Judicial Conservatism

Judicial Conservatism

planning permission law

From the Solicitors Journal 03/02/10:

A man who admitted deceiving a council by building on green belt land in Hertfordshire a ‘barn’ containing a three-bedroom house and a gym, has won his battle for planning permission at the Court of Appeal.

Lord Justice Mummery said that decent law-abiding citizens would find the unanimous ruling “incomprehensible” but, on the basis of legal arguments, Alan Beesley’s appeal had to be allowed.

Mummery LJ said it was a “surprising outcome” that “a public authority, deceived into granting planning permission by a dishonest planning application, can be required by law to issue an official certificate to the culprit consolidating the fruits of the fraud”.

He went on: “If a public authority behaved in a deceitful way, its planning decisions would rightly be set aside by the court as an unlawful abuse of power.

“If, however, the public authority has been deceived it seems that it can be required, at the end of the requisite four-year period, to provide the person who deceived it with a certificate of lawfulness.”

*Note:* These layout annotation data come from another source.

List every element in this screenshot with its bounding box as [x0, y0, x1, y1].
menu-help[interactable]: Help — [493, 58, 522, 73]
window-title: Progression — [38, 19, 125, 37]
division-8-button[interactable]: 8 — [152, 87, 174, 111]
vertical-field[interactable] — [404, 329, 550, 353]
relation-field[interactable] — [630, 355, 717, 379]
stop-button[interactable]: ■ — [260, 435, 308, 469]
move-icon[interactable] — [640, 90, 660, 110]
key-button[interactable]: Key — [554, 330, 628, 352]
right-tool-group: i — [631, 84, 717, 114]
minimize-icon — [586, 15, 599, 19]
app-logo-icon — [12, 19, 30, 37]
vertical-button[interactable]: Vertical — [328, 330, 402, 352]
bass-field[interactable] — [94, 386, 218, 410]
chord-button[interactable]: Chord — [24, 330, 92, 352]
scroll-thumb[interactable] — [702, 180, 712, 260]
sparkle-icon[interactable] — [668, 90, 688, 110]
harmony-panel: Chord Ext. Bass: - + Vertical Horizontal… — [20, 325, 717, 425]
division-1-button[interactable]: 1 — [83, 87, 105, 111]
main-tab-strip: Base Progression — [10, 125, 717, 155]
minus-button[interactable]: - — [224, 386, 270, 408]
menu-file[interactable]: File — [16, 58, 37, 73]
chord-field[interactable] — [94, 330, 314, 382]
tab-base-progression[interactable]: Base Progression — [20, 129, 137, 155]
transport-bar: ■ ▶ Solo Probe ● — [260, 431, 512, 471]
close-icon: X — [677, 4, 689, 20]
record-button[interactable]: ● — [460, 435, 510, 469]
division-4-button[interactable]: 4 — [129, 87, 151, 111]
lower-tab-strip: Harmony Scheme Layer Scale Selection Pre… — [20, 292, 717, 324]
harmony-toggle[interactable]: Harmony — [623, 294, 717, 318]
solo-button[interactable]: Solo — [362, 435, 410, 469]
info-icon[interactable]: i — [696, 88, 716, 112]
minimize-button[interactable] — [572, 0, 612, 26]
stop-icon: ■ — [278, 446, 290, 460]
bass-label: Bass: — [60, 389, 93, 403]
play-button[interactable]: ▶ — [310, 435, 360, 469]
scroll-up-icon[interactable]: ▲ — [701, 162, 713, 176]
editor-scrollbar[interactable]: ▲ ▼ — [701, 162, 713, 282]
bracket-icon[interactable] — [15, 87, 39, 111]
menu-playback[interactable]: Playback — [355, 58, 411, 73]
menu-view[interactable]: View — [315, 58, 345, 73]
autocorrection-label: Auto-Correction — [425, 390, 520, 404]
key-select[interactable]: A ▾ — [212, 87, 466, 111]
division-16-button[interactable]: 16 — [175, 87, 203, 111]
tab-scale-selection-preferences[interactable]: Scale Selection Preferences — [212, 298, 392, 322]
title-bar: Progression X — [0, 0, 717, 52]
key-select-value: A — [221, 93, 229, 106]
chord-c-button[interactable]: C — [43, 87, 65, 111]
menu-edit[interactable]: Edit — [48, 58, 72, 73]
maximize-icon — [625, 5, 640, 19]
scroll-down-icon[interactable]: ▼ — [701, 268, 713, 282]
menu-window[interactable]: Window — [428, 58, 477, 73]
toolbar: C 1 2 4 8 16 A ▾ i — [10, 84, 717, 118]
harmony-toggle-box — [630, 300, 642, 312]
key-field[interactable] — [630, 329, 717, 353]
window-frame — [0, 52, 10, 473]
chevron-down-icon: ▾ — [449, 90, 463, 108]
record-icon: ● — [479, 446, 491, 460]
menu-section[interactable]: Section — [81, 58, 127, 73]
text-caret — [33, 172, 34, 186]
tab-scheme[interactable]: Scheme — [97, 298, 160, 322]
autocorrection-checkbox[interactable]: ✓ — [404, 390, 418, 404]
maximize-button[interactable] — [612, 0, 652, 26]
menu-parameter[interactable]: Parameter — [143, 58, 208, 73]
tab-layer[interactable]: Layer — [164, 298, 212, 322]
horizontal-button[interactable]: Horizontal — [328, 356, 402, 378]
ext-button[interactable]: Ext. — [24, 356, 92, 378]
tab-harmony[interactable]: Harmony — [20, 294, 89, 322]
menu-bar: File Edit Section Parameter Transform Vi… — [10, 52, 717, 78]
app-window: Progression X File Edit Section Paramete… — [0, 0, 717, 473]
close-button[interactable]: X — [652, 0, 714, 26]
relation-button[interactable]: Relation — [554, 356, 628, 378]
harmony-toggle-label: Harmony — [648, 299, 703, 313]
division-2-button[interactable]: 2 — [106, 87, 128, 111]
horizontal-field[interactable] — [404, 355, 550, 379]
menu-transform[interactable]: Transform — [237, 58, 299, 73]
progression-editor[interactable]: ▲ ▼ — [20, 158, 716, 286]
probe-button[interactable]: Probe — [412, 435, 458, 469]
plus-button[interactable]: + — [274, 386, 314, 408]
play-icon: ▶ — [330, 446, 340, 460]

Giving judgment in Welwyn Hatfield Council v Secretary of State for Communities and Local Government and Beesley [2010] EWCA Civ 26, Mummery LJ said Beesley told the council he proposed to build a new hay barn on the land, that no change of use was required and provision for sewage disposal was not needed.

This sounds remarkably like the story I blogged about 2 years ago in which a chap came up with a rather fanciful  method of circumventing planning laws – he hid a castle for which he’d not obtained planning permission behind a massive wall of hay bales for 4 years and then tried to claim there had been no objection to the building for the requisite period.  There, in the interests of justice, the presiding judge adopted a liberal view of the process of dismantling the hay bales to the effect that it constituted part of the ‘building process’ meaning the 4 year period had not elapsed.

Here, however, the court was not so creative in their reasoning:

Lord Justice Richards, who gave the leading judgment, said the court should not adopt a “strained construction” of section 171B of the Town and Country Planning Act 1990 in reaction to the “deliberate deceit” practised by Mr Beesley.

“The outcome should be the same as if, for example, there had been a genuine change of mind in the course of construction of a building for which planning permission had been obtained in good faith.

“The question is whether the situation, viewed objectively, is one for which the statute has provided a four-year time limit or a ten-year time limit. If it is considered that there should be a different outcome in a case of dishonesty or deliberate concealment, it is for Parliament to amend the legislation accordingly.”

This presupposes, of course, that that the Act, when drafted, was intended to wave through instances of dishonesty or deliberate concealment quite happily.  I’m not sure how much I like that logic.

You probably won’t find a better example of judicial conservatism for quite some time.  To my mind, it’s simply a case of the literal rule being chosen in favour of the golden or mischief rules – both of which would surely have allowed for a more equitable outcome.

I’m sure the late Denning LJ would have had a field day with this one!!